The Alphabets at Risk of Extinction - asplake
https://www.bbc.com/future/article/20200121-the-alphabets-at-risk-of-extinction
======
sauropterygia
"Today, Kaoru Akagawa uses Kana, a mostly forgotten script traditionally used
by Japanese women, in her art"

"Yet as the centuries passed, and the authorities began culling what they saw
as superfluous letters, over 90% of Kana characters were lost. When Akagawa
started investigating the script, she remembers, “no one had heard” of Kana."

Kana is alive and well in the Japanese language, as it refers to the Japanese
syllabaries, Hiragana and Katakana.
[https://en.wikipedia.org/wiki/Kana](https://en.wikipedia.org/wiki/Kana)

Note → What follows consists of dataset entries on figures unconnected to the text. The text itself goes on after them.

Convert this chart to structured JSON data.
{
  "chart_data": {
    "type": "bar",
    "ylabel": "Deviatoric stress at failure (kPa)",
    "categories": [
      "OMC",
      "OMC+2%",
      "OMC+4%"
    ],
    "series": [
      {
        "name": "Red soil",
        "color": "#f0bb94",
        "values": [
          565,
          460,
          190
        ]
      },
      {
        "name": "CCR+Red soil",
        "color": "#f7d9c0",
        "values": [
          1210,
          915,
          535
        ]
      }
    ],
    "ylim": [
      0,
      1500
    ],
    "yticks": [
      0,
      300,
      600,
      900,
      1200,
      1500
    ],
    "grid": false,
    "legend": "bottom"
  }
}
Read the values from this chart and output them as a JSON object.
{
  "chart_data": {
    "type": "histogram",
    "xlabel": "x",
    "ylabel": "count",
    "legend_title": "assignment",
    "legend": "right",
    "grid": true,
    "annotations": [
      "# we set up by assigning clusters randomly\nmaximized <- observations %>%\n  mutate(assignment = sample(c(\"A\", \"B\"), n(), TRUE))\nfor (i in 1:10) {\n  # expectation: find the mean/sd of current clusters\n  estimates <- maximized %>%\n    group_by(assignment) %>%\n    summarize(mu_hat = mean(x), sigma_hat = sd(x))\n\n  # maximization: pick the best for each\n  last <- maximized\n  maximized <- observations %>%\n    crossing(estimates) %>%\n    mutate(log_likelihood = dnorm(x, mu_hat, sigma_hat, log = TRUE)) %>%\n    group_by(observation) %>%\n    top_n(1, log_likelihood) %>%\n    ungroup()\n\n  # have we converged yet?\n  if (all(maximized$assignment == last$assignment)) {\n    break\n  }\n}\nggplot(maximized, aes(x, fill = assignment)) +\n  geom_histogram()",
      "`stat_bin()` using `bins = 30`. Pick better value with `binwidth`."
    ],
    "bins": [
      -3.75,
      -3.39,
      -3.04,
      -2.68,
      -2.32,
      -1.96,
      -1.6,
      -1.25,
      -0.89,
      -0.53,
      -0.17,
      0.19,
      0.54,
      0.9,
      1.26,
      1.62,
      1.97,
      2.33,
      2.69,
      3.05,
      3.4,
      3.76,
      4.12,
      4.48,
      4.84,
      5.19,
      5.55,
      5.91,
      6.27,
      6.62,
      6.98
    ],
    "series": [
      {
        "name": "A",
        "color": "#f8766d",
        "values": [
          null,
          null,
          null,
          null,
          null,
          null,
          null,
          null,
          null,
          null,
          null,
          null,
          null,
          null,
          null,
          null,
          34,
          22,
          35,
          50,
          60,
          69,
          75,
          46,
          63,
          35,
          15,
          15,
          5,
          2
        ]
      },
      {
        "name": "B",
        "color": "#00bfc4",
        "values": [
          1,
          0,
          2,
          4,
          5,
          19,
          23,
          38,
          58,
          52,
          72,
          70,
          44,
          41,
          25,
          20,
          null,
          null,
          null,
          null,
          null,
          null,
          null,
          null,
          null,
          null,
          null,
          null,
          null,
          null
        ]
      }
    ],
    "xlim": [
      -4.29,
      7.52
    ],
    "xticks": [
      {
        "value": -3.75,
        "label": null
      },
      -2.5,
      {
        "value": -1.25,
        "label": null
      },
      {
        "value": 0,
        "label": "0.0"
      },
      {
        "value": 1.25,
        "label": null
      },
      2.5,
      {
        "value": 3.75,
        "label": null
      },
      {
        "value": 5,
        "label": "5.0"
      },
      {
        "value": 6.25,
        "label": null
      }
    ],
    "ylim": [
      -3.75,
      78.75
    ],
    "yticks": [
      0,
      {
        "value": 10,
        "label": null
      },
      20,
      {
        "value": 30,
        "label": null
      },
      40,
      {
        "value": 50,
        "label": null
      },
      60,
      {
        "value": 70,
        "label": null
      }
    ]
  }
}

What I think the article means is "Hentaigana", Hiragana variations that fell
out of favor during the Meiji era.
[https://en.wikipedia.org/wiki/Hentaigana](https://en.wikipedia.org/wiki/Hentaigana)

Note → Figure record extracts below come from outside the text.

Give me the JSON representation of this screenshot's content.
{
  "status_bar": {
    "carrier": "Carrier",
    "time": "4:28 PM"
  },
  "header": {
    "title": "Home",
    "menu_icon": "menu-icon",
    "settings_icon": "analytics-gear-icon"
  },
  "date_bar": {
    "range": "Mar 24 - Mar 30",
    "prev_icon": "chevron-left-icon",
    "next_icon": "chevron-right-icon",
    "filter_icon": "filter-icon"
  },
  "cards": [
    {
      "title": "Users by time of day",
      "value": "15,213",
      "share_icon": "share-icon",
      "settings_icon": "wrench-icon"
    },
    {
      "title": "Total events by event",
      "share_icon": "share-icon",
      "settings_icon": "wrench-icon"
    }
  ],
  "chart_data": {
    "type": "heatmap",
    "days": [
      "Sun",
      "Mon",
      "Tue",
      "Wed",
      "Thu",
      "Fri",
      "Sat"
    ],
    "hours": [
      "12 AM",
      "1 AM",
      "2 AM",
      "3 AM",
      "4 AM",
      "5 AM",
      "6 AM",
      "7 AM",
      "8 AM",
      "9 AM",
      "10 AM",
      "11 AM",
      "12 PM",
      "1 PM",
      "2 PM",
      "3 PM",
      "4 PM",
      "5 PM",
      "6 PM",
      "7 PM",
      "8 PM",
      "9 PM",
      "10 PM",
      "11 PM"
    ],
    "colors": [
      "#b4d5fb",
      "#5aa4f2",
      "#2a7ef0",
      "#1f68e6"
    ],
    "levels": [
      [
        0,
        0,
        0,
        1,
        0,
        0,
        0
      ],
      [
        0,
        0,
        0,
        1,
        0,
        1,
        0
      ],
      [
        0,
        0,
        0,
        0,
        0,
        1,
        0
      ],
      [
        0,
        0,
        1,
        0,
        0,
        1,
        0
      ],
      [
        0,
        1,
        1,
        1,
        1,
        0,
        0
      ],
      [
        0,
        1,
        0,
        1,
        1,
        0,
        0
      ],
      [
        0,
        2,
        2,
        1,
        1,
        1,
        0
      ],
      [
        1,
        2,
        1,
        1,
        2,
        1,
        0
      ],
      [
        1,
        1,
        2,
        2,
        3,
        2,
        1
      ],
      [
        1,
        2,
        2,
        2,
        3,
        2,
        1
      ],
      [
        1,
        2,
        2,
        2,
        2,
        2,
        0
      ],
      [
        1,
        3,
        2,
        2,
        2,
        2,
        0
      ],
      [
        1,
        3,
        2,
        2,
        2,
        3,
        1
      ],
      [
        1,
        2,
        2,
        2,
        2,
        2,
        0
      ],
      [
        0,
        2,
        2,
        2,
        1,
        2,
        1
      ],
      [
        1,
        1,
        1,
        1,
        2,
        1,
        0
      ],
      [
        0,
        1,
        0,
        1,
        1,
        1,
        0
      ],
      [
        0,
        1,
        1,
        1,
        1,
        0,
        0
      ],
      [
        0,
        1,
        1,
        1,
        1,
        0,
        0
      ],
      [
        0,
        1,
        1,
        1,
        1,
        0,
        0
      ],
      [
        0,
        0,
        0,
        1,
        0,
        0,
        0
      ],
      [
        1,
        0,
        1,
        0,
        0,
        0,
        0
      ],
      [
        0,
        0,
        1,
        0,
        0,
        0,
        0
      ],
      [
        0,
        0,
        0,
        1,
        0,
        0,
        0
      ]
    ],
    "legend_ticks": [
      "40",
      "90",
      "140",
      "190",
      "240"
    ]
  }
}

As all Hiragana, they are based on the cursive Kanji (Chinese Characters). One
can easilly find books about cursive forms of Kanji and Kana-only caligraphy
books even here in Brazil. So I found the "no one had heard of Kana" part a
bit off, even if refering to actually Hentaigana/old Kana. Whole Kana-only
books where printed in the Edo era, often with the same connected style of
Kaoru Akagawa, with Hentaigana and all:
[https://pulverer.si.edu/sites/default/files/styles/essay_lar...](https://pulverer.si.edu/sites/default/files/styles/essay_large/public/image_assets/Fig9_FSC-
GR-780.634.2_007.jpg?itok=uZnr4VPu)
[https://pulverer.si.edu/sites/default/files/styles/essay_lar...](https://pulverer.si.edu/sites/default/files/styles/essay_large/public/image_assets/Fig2_FSC-
GR-780.469.3_012.jpg?itok=ArkD2Oit)

So anyone with some knowledge of Japanese History would have heard of them,
specially in Japan. The wikipedia article even points out they are still used
in signs for an archaic feel. Reading and writting them would indeed be
relativelly rare, as cursive Kanji is, but the "no one had heard of Kana"
(sic) part sounds very unlikely to me.